Studying oil spill preparedness

UCalgary researchers look at the legal and regulatory frameworks that govern responses to oil spills in Canada's Arctic. 

Anna-Maria Hubert and Sam Bogetti, Faculty of Law
November  2016


Alberta is one of only two Canadian provinces not adjacent to one of Canada’s three vast coastlines. Despite being landlocked, the University of Calgary is a key player in cutting-edge interdisciplinary research focusing on improving knowledge of oil pollution preparedness and response. Collaborative research in Calgary is being funded by the Marine Environmental Observation Prediction and Response (MEOPAR) Network — a national network of academic researchers and students, government scientists, and private and community partners working together to reduce vulnerability and strengthen opportunity in Canada's marine environment.

This past summer, second-year law student Sam Bogetti worked as a legal research assistant with professor Anna-Maria Hubert at the Faculty of Law. Their contribution within the UCalgary-led MEOPAR research project, “Observing and Responding to Pressures on Arctic Marine Ecosystem Services,” looks at the legal and regulatory frameworks that govern oil pollution response measures both internationally and across jurisdictions domestically. In particular, the team is investigating legal principles that govern the use of marine oil spill response strategies involving risk-risk trade-offs and the policy innovations needed to improve such measures.

Study seeks to integrate scientific findings in oil spill regulations

A key consideration in the study is how well the results of scientific research are integrated into the regulation and governance of spill response in Canada, including in the changing Arctic. Hubert points out that “as shipping and other marine activities increase in Arctic waters, scientific knowledge will play an essential guiding role for filling gaps in the existing legal regime, and in determining best practices for marine oil spill response.”

Against this backdrop, in addition to hours logged in the law library over the summer, Bogetti participated in an oceanographic research cruise in the Arctic. “I was given the very unique opportunity to join our science collaborators aboard the R/V Martin Bergmann, a 65-foot former fishing trawler that has been refitted to accommodate the needs of marine scientists working in Canada’s Arctic.” 

Researchers from the University of Calgary, University of Manitoba, Université Laval, Fisheries and Oceans Canada (DFO), and the Arctic Research Foundation (ARF) participated in a seven-day interdisciplinary cruise, embarking from the community of Cambridge Bay on Aug. 1, and covering the regions of Dease Strait, Wellington Bay, and Queen Maude Gulf. Scientists targeted these regions as a focal point for studying how local ecosystems can prepare and respond to emerging marine risks, including marine oil pollution.

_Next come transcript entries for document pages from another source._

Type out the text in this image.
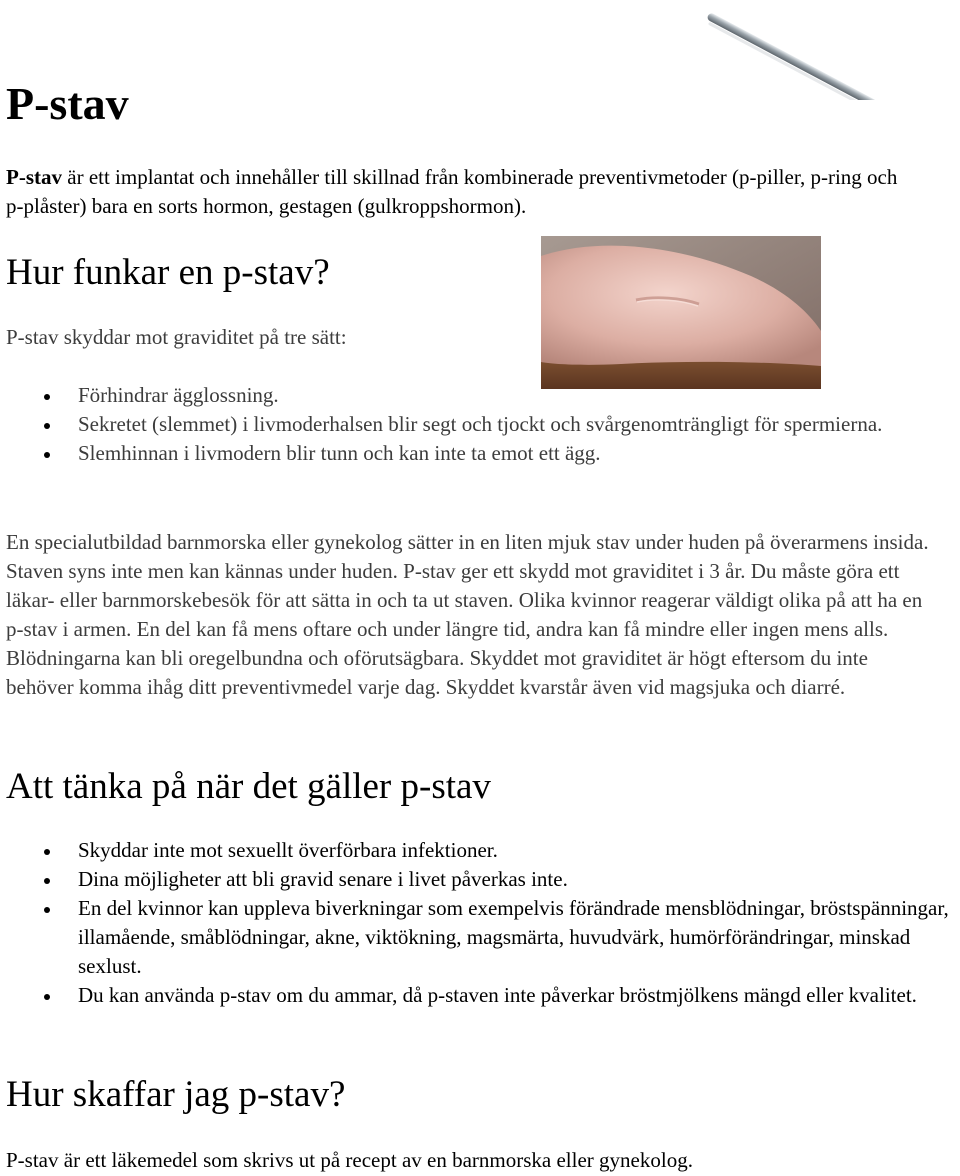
P-stav

P-stav är ett implantat och innehåller till skillnad från kombinerade preventivmetoder (p-piller, p-ring och p-plåster) bara en sorts hormon, gestagen (gulkroppshormon).

Hur funkar en p-stav?

P-stav skyddar mot graviditet på tre sätt:

Förhindrar ägglossning.
Sekretet (slemmet) i livmoderhalsen blir segt och tjockt och svårgenomträngligt för spermierna.
Slemhinnan i livmodern blir tunn och kan inte ta emot ett ägg.

En specialutbildad barnmorska eller gynekolog sätter in en liten mjuk stav under huden på överarmens insida. Staven syns inte men kan kännas under huden. P-stav ger ett skydd mot graviditet i 3 år. Du måste göra ett läkar- eller barnmorskebesök för att sätta in och ta ut staven. Olika kvinnor reagerar väldigt olika på att ha en p-stav i armen. En del kan få mens oftare och under längre tid, andra kan få mindre eller ingen mens alls. Blödningarna kan bli oregelbundna och oförutsägbara. Skyddet mot graviditet är högt eftersom du inte behöver komma ihåg ditt preventivmedel varje dag. Skyddet kvarstår även vid magsjuka och diarré.

Att tänka på när det gäller p-stav
Skyddar inte mot sexuellt överförbara infektioner.
Dina möjligheter att bli gravid senare i livet påverkas inte.
En del kvinnor kan uppleva biverkningar som exempelvis förändrade mensblödningar, bröstspänningar, illamående, småblödningar, akne, viktökning, magsmärta, huvudvärk, humörförändringar, minskad sexlust.
Du kan använda p-stav om du ammar, då p-staven inte påverkar bröstmjölkens mängd eller kvalitet.
Hur skaffar jag p-stav?

P-stav är ett läkemedel som skrivs ut på recept av en barnmorska eller gynekolog.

Law student joins ocean-going scientific research vessel

Hubert remarked that having a law student work on board a scientific research vessel was not “an obvious choice,” but one which is likely to pay future dividends in terms of enhancing capacity to solve real-world problems related to marine risk.

“The other students joked that Sam was our ‘legal oceanographer.’ I give a lot of credit to our collaborators including principal investigator Brent Else (Department of Geography), and MEOPAR for their vision to advance research in this area and giving Sam with this wonderful training and exposure. The federal government’s new Oceans Protection Plan underscores that oil pollution response remains as a significant knowledge gap. Crafting sustainable governance and management solutions for Canada’s oceans will require input from different disciplines working together with local partners in the coming years.”

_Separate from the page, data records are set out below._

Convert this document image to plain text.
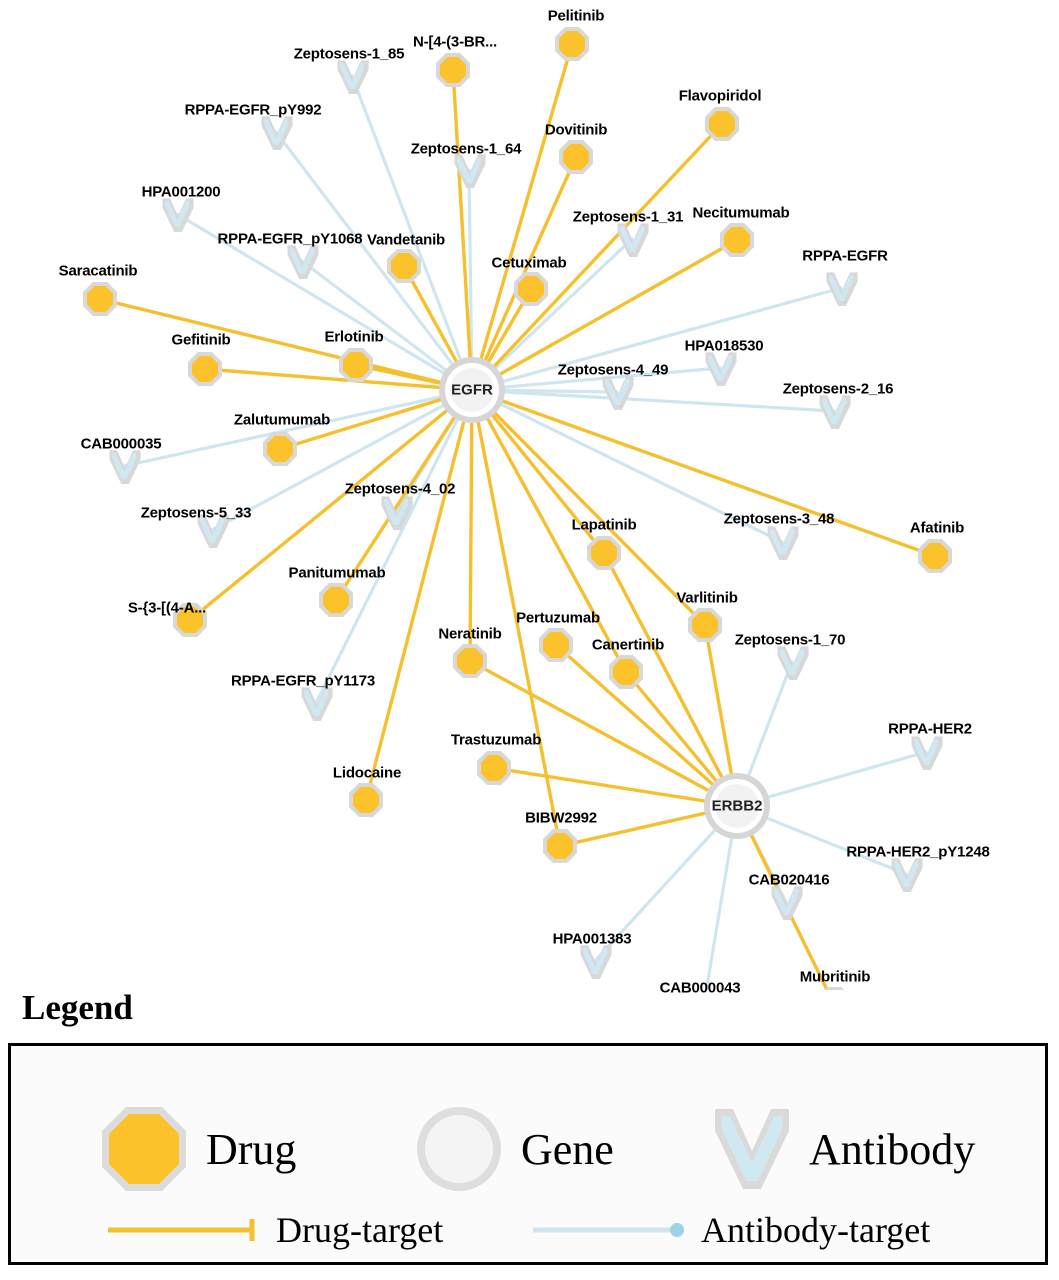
Zeptosens-1_85
RPPA-EGFR_pY992
Zeptosens-1_64
HPA001200
Zeptosens-1_31
RPPA-EGFR_pY1068
RPPA-EGFR
HPA018530
Zeptosens-4_49
Zeptosens-2_16
CAB000035
Zeptosens-5_33
Zeptosens-4_02
Zeptosens-3_48
Zeptosens-1_70
RPPA-EGFR_pY1173
RPPA-HER2
RPPA-HER2_pY1248
CAB020416
HPA001383
CAB000043
Pelitinib
N-[4-(3-BR...
Flavopiridol
Dovitinib
Necitumumab
Vandetanib
Cetuximab
Saracatinib
Gefitinib	Erlotinib
Zalutumumab
Afatinib
Lapatinib
Varlitinib
Panitumumab
S-{3-[(4-A...
Pertuzumab
Neratinib
Canertinib
Trastuzumab
Lidocaine
BIBW2992
Mubritinib
EGFR
ERBB2
Legend
Drug	Gene	Antibody
Drug-target	Antibody-target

Ocean’s Protection Plan revealed 

On Nov. 7, 2016, the federal government revealed its new Oceans Protection Plan. A central pillar of Canada’s new plan is to improve capacity for oil spill response along Canada’s coasts and waterways. The plan balances the objective to keep coasts safe and clean whilst recognizing the economic importance of oceans, including in the shipping and offshore oil and gas sectors.